Tuesday, January 3, 2023

My Diary: Taste of my first failure

        It was mid August of 2015. I was confused to appear in the examination. I had no confidence that time for the exam, but the unjustified reasons of society forced me to bid for the chance.


       Doubts had vast ranges that also held labour and motivation. Why I was hesitating to appear in that exam is yet mystery, but it is a fact that then the propelling factors were impatience. I was carrying the burden of hopes and desires.


Picture is taken on Jan. 3, 2023 in New Delhi.


        I was just growing in the arena of people coming from different states, religions and beliefs. I was not aware of dishonesty, intention of cheating and getting benefits in human relationships and theft, but in a short period of time in the new city I experienced all the above. 


       Many stuffs were going with me. I had no sense about those. I was focused by my goal in unilateral direction. Books were everything for me. Sitting 8-10 hours for the study was the top priority. 


        Actually, It was phase of transition and illusion. In this phase, thinking is far different from actuality and people presume it as real. It forces people to go against those who are average in their perspectives. Depiction starts making space in mind and it is proved right after sometime when they go across almost every topic during preparation, and rest of the masses does not get experience of it.


       It is a phase of alienation from society. Average people and unlike minds that go long can be justified in the name of family, society and self motivation. Books become real friend. Utilising time to read more and more is second one. 

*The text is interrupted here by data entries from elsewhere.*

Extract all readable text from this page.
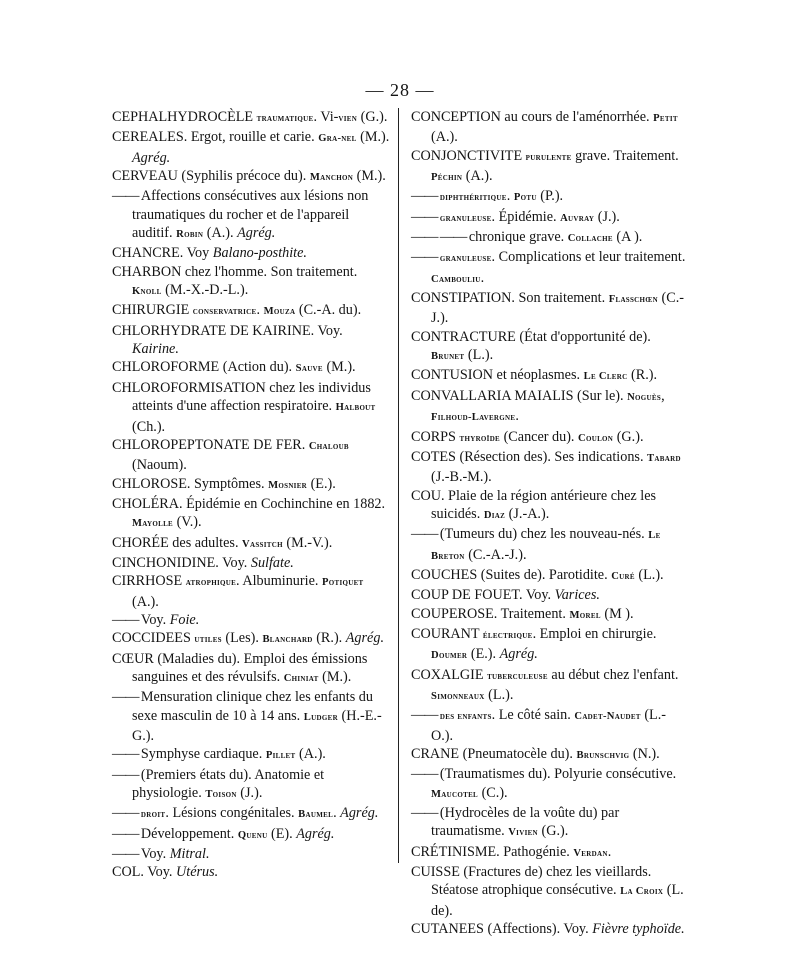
— 28 —

CEPHALHYDROCÈLE traumatique. Vi-vien (G.).

CEREALES. Ergot, rouille et carie. Gra-nel (M.). Agrég.

CERVEAU (Syphilis précoce du). Manchon (M.).

—— Affections consécutives aux lésions non traumatiques du rocher et de l'appareil auditif. Robin (A.). Agrég.

CHANCRE. Voy Balano-posthite.

CHARBON chez l'homme. Son traitement. Knoll (M.-X.-D.-L.).

CHIRURGIE conservatrice. Mouza (C.-A. du).

CHLORHYDRATE DE KAIRINE. Voy. Kairine.

CHLOROFORME (Action du). Sauve (M.).

CHLOROFORMISATION chez les individus atteints d'une affection respiratoire. Halbout (Ch.).

CHLOROPEPTONATE DE FER. Chaloub (Naoum).

CHLOROSE. Symptômes. Mosnier (E.).

CHOLÉRA. Épidémie en Cochinchine en 1882. Mayolle (V.).

CHORÉE des adultes. Vassitch (M.-V.).

CINCHONIDINE. Voy. Sulfate.

CIRRHOSE atrophique. Albuminurie. Potiquet (A.).

—— Voy. Foie.

COCCIDEES utiles (Les). Blanchard (R.). Agrég.

CŒUR (Maladies du). Emploi des émissions sanguines et des révulsifs. Chiniat (M.).

—— Mensuration clinique chez les enfants du sexe masculin de 10 à 14 ans. Ludger (H.-E.-G.).

—— Symphyse cardiaque. Pillet (A.).

—— (Premiers états du). Anatomie et physiologie. Toison (J.).

—— droit. Lésions congénitales. Baumel. Agrég.

—— Développement. Quenu (E). Agrég.

—— Voy. Mitral.

COL. Voy. Utérus.

CONCEPTION au cours de l'aménorrhée. Petit (A.).

CONJONCTIVITE purulente grave. Traitement. Péchin (A.).

—— diphthéritique. Potu (P.).

—— granuleuse. Épidémie. Auvray (J.).

—— —— chronique grave. Collache (A ).

—— granuleuse. Complications et leur traitement. Cambouliu.

CONSTIPATION. Son traitement. Flasschœn (C.-J.).

CONTRACTURE (État d'opportunité de). Brunet (L.).

CONTUSION et néoplasmes. Le Clerc (R.).

CONVALLARIA MAIALIS (Sur le). Noguès, Filhoud-Lavergne.

CORPS thyroïde (Cancer du). Coulon (G.).

COTES (Résection des). Ses indications. Tabard (J.-B.-M.).

COU. Plaie de la région antérieure chez les suicidés. Diaz (J.-A.).

—— (Tumeurs du) chez les nouveau-nés. Le Breton (C.-A.-J.).

COUCHES (Suites de). Parotidite. Curé (L.).

COUP DE FOUET. Voy. Varices.

COUPEROSE. Traitement. Morel (M ).

COURANT électrique. Emploi en chirurgie. Doumer (E.). Agrég.

COXALGIE tuberculeuse au début chez l'enfant. Simonneaux (L.).

—— des enfants. Le côté sain. Cadet-Naudet (L.-O.).

CRANE (Pneumatocèle du). Brunschvig (N.).

—— (Traumatismes du). Polyurie consécutive. Maucotel (C.).

—— (Hydrocèles de la voûte du) par traumatisme. Vivien (G.).

CRÉTINISME. Pathogénie. Verdan.

CUISSE (Fractures de) chez les vieillards. Stéatose atrophique consécutive. La Croix (L. de).

CUTANEES (Affections). Voy. Fièvre typhoïde.
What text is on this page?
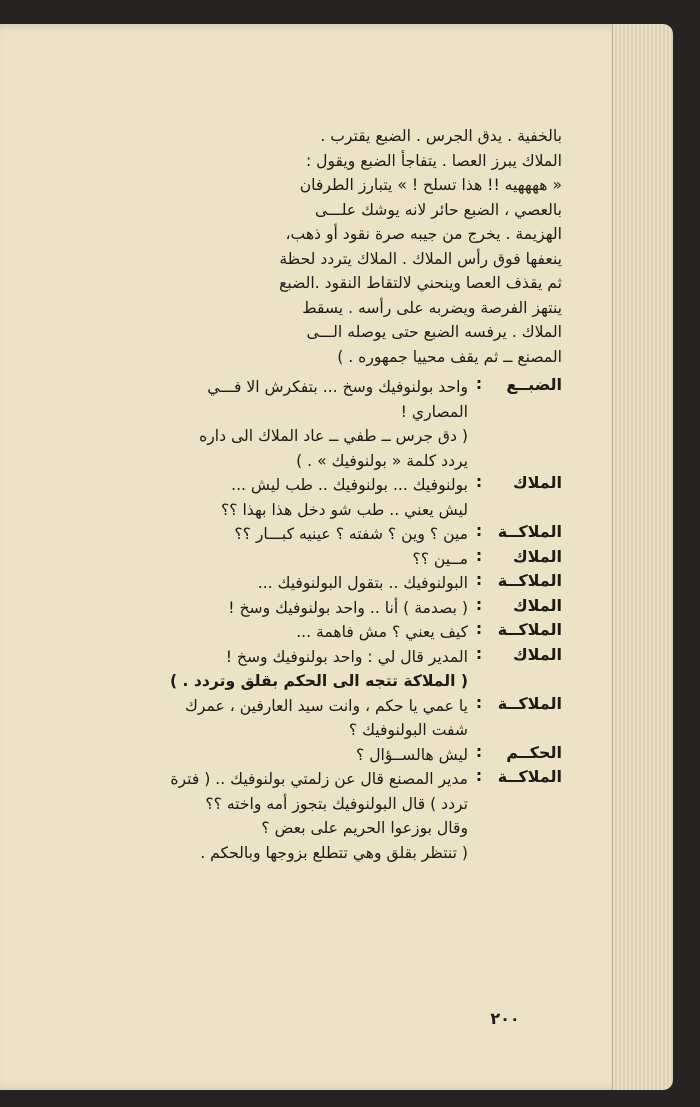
بالخفية . يدق الجرس . الضبع يقترب .
الملاك يبرز العصا . يتفاجأ الضبع ويقول :
« ههههيه !! هذا تسلح ! » يتبارز الطرفان
بالعصي ، الضبع حائر لانه يوشك علـــى
الهزيمة . يخرج من جيبه صرة نقود أو ذهب،
ينعفها فوق رأس الملاك . الملاك يتردد لحظة
ثم يقذف العصا وينحني لالتقاط النقود .الضبع
ينتهز الفرصة ويضربه على رأسه . يسقط
الملاك . يرفسه الضبع حتى يوصله الـــى
المصنع ــ ثم يقف محييا جمهوره . )
الضبــع
:
واحد بولنوفيك وسخ ... بتفكرش الا فـــي
المصاري !
( دق جرس ــ طفي ــ عاد الملاك الى داره
يردد كلمة « بولنوفيك » . )
الملاك
:
بولنوفيك ... بولنوفيك .. طب ليش ...
ليش يعني .. طب شو دخل هذا بهذا ؟؟
الملاكــة
:
مين ؟ وين ؟ شفته ؟ عينيه كبـــار ؟؟
الملاك
:
مــين ؟؟
الملاكــة
:
البولنوفيك .. بتقول البولنوفيك ...
الملاك
:
( بصدمة ) أنا .. واحد بولنوفيك وسخ !
الملاكــة
:
كيف يعني ؟ مش فاهمة ...
الملاك
:
المدير قال لي : واحد بولنوفيك وسخ !
( الملاكة تتجه الى الحكم بقلق وتردد . )
الملاكــة
:
يا عمي يا حكم ، وانت سيد العارفين ، عمرك
شفت البولنوفيك ؟
الحكــم
:
ليش هالســؤال ؟
الملاكــة
:
مدير المصنع قال عن زلمتي بولنوفيك .. ( فترة
تردد ) قال البولنوفيك بتجوز أمه واخته ؟؟
وقال بوزعوا الحريم على بعض ؟
( تنتظر بقلق وهي تتطلع بزوجها وبالحكم .
٢٠٠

       With 1 year of preparation, 8 hours of study, full confidence and the expectations of the family, society and self, I appeared for the examination.

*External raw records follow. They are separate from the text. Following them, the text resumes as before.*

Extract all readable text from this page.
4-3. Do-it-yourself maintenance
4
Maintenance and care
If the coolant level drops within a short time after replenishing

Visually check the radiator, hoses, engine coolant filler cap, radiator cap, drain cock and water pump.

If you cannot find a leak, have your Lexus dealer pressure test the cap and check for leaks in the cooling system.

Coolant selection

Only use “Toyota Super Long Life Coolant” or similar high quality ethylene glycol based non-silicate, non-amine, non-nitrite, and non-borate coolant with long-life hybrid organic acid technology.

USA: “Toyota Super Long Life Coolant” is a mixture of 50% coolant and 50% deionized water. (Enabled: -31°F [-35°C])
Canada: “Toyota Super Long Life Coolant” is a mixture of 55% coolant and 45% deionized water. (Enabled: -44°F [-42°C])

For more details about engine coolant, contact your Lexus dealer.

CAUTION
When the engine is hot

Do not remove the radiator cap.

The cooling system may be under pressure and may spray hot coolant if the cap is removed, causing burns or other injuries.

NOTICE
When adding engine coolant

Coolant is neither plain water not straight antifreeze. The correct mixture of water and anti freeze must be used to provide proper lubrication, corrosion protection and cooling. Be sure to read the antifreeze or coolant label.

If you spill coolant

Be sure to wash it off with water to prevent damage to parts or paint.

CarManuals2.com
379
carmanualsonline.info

        Everything was going good. I arrived at examination centre on time. Documents were okay and I entered the hall with jolly mood. Paper-1 was apparently good and 2 was better just after the examination. Answer keys of the question paper came out in the market. I started checking my performance.

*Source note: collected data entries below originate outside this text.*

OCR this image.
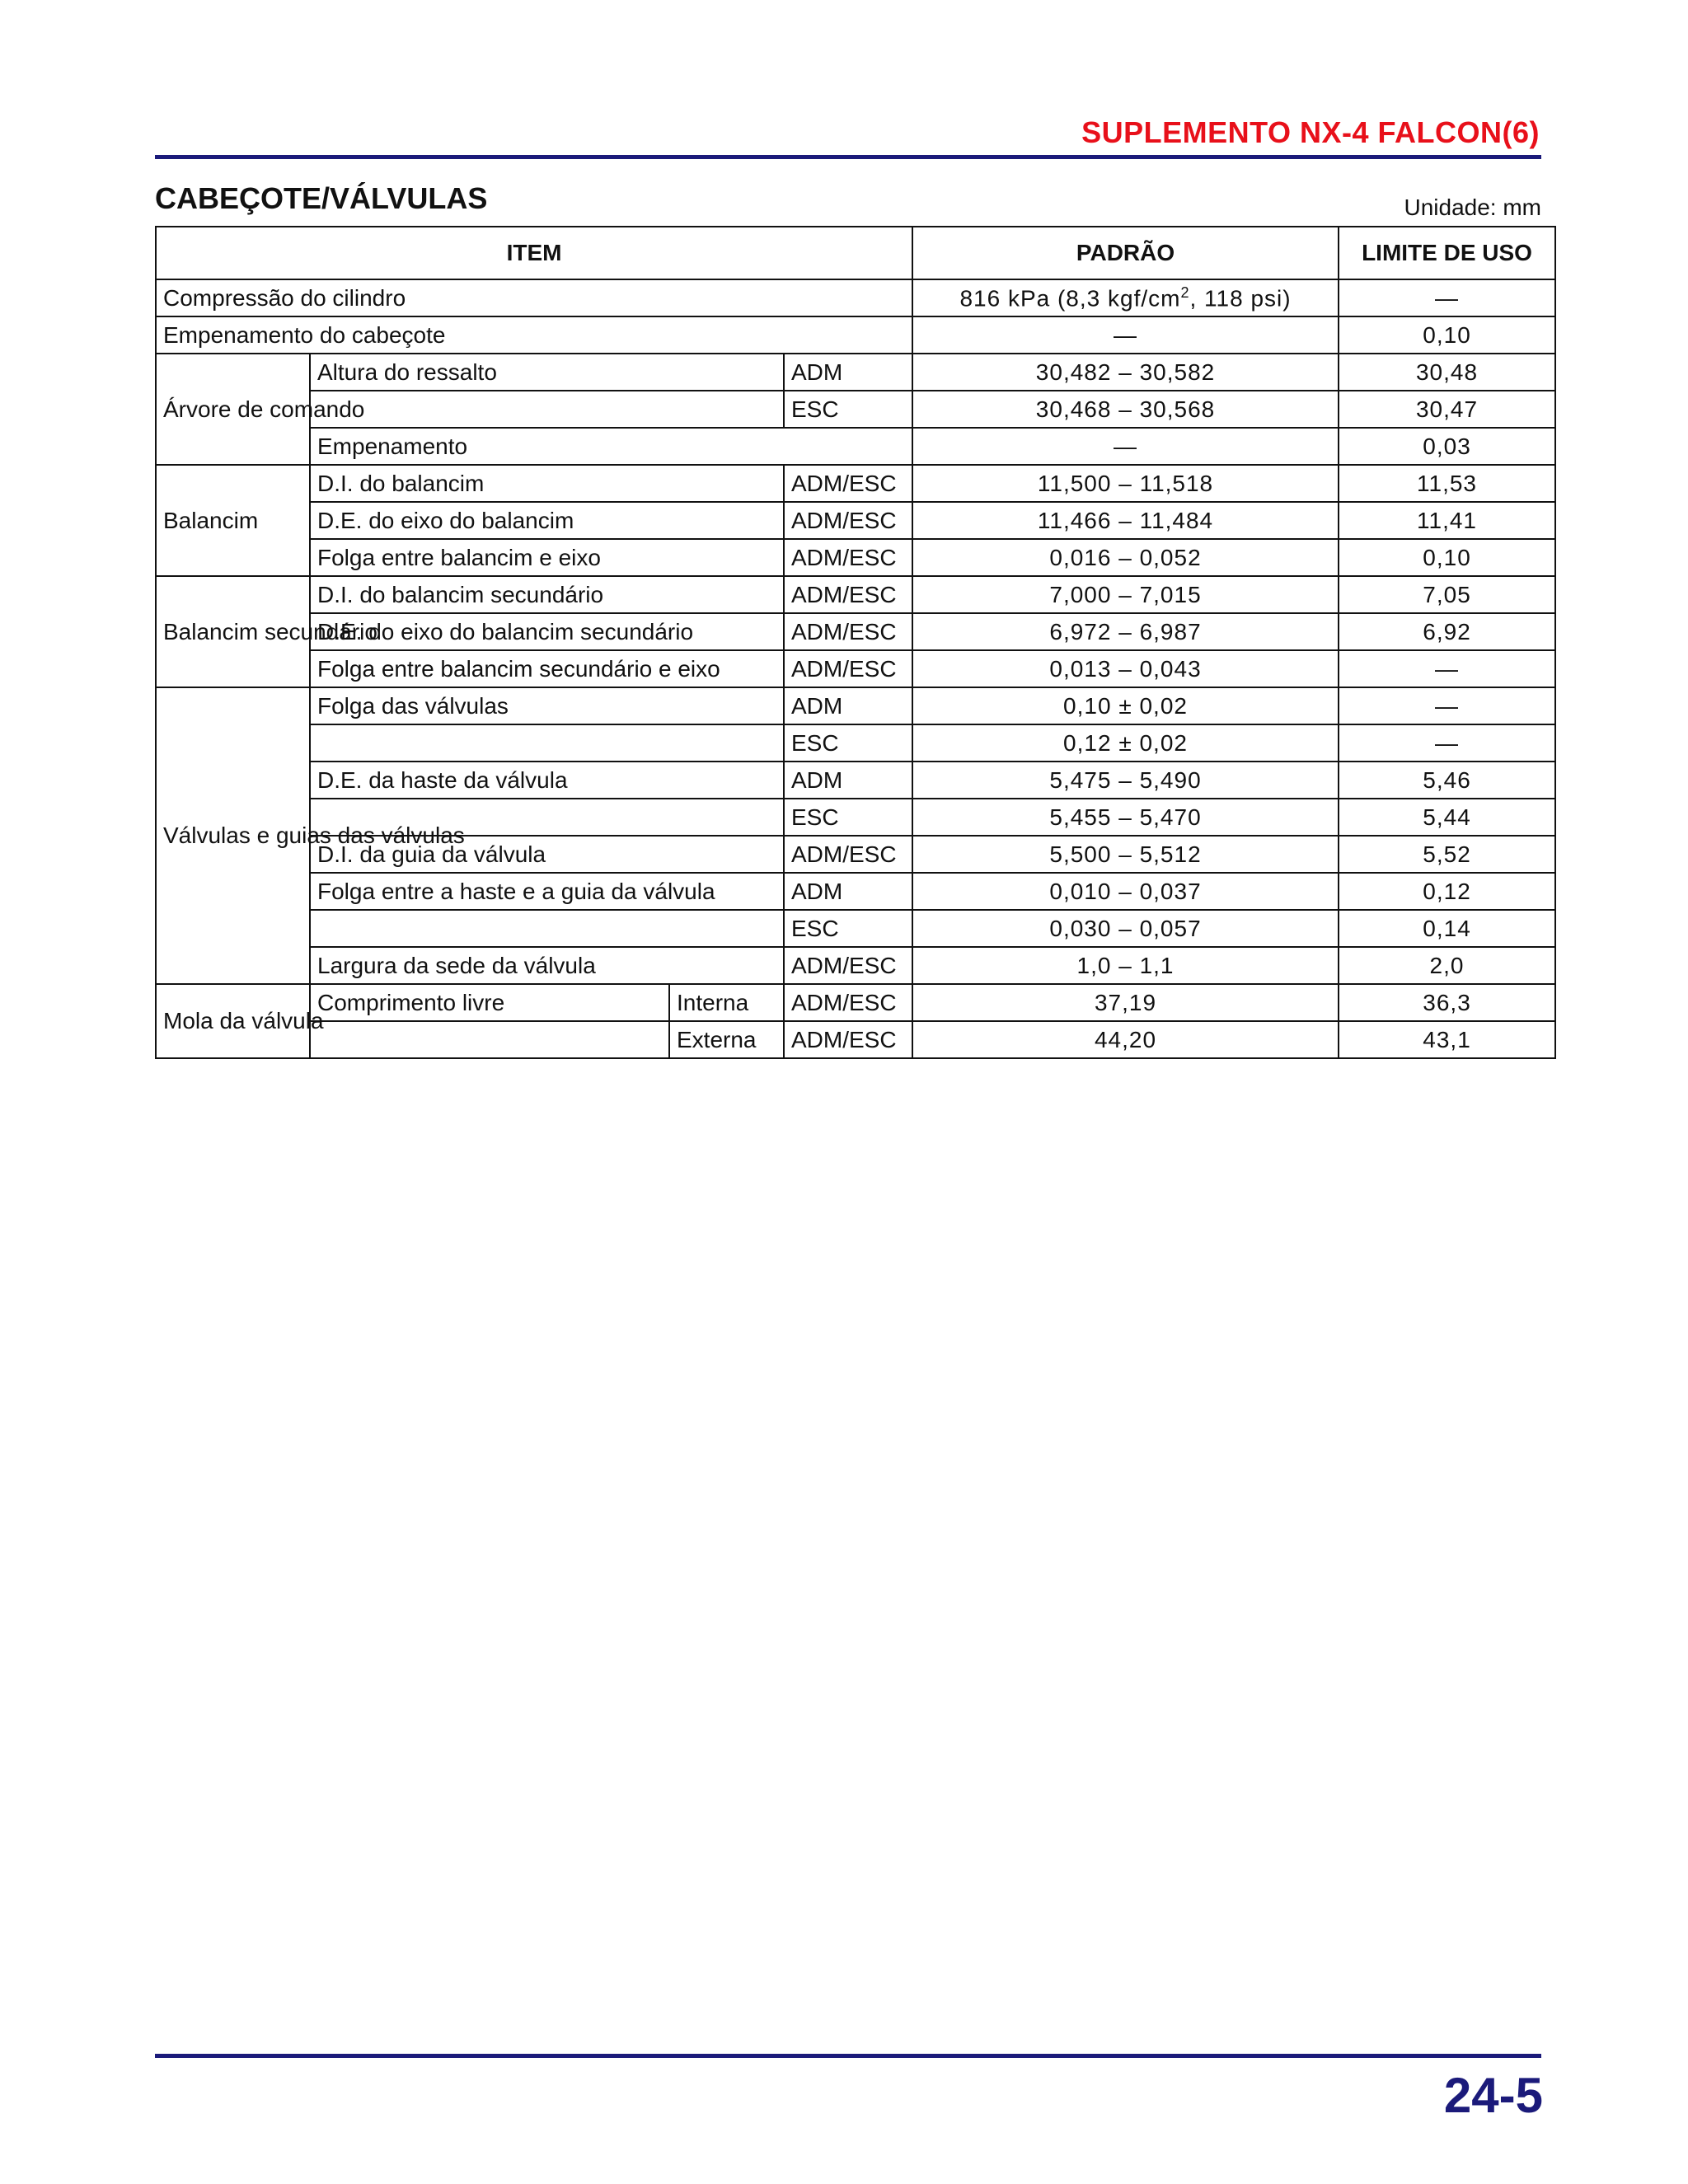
SUPLEMENTO NX-4 FALCON(6)
CABEÇOTE/VÁLVULAS	Unidade: mm
ITEM				PADRÃO	LIMITE DE USO
Compressão do cilindro				816 kPa (8,3 kgf/$cm^2$, 118 psi)	—
Empenamento do cabeçote				—	0,10
Árvore de comando	Altura do ressalto		ADM	30,482 – 30,582	30,48
			ESC	30,468 – 30,568	30,47
	Empenamento			—	0,03
Balancim	D.I. do balancim		ADM/ESC	11,500 – 11,518	11,53
	D.E. do eixo do balancim		ADM/ESC	11,466 – 11,484	11,41
	Folga entre balancim e eixo		ADM/ESC	0,016 – 0,052	0,10
Balancim secundário	D.I. do balancim secundário		ADM/ESC	7,000 – 7,015	7,05
	D.E. do eixo do balancim secundário		ADM/ESC	6,972 – 6,987	6,92
	Folga entre balancim secundário e eixo		ADM/ESC	0,013 – 0,043	—
Válvulas e guias das válvulas	Folga das válvulas		ADM	0,10 ± 0,02	—
			ESC	0,12 ± 0,02	—
	D.E. da haste da válvula		ADM	5,475 – 5,490	5,46
			ESC	5,455 – 5,470	5,44
	D.I. da guia da válvula		ADM/ESC	5,500 – 5,512	5,52
	Folga entre a haste e a guia da válvula		ADM	0,010 – 0,037	0,12
			ESC	0,030 – 0,057	0,14
	Largura da sede da válvula		ADM/ESC	1,0 – 1,1	2,0
Mola da válvula	Comprimento livre	Interna	ADM/ESC	37,19	36,3
		Externa	ADM/ESC	44,20	43,1
24-5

        Simple questions started following the track of becoming wrong. First polity question was wrong, second was too, and when the third polity found its same fate; my heart beat went increasing. When even a history question became wrong; I lost my hope. My mind went silent and the body experienced a unique situation that I had never gone through.


         One year of labour had now no meaning. All hopes had been destroyed, but the expectations were still alive. For more than a month, I never touched books and fell in love with the tea to fight against loneliness. Loneliness was getting its pace. It got accelerated after the going of my girlfriend after result.


          But, it was my fate. Journey had to start again. Destroyed courage and motivation were waiting to be restored. I collected all my scattered elements of success after my first failure, and began my voyage for an uncertain journey.


Mood- Depressed 😔😔


(It was originally written in November 2021 remembering the situation after the first failure in civil services examination in 2015.)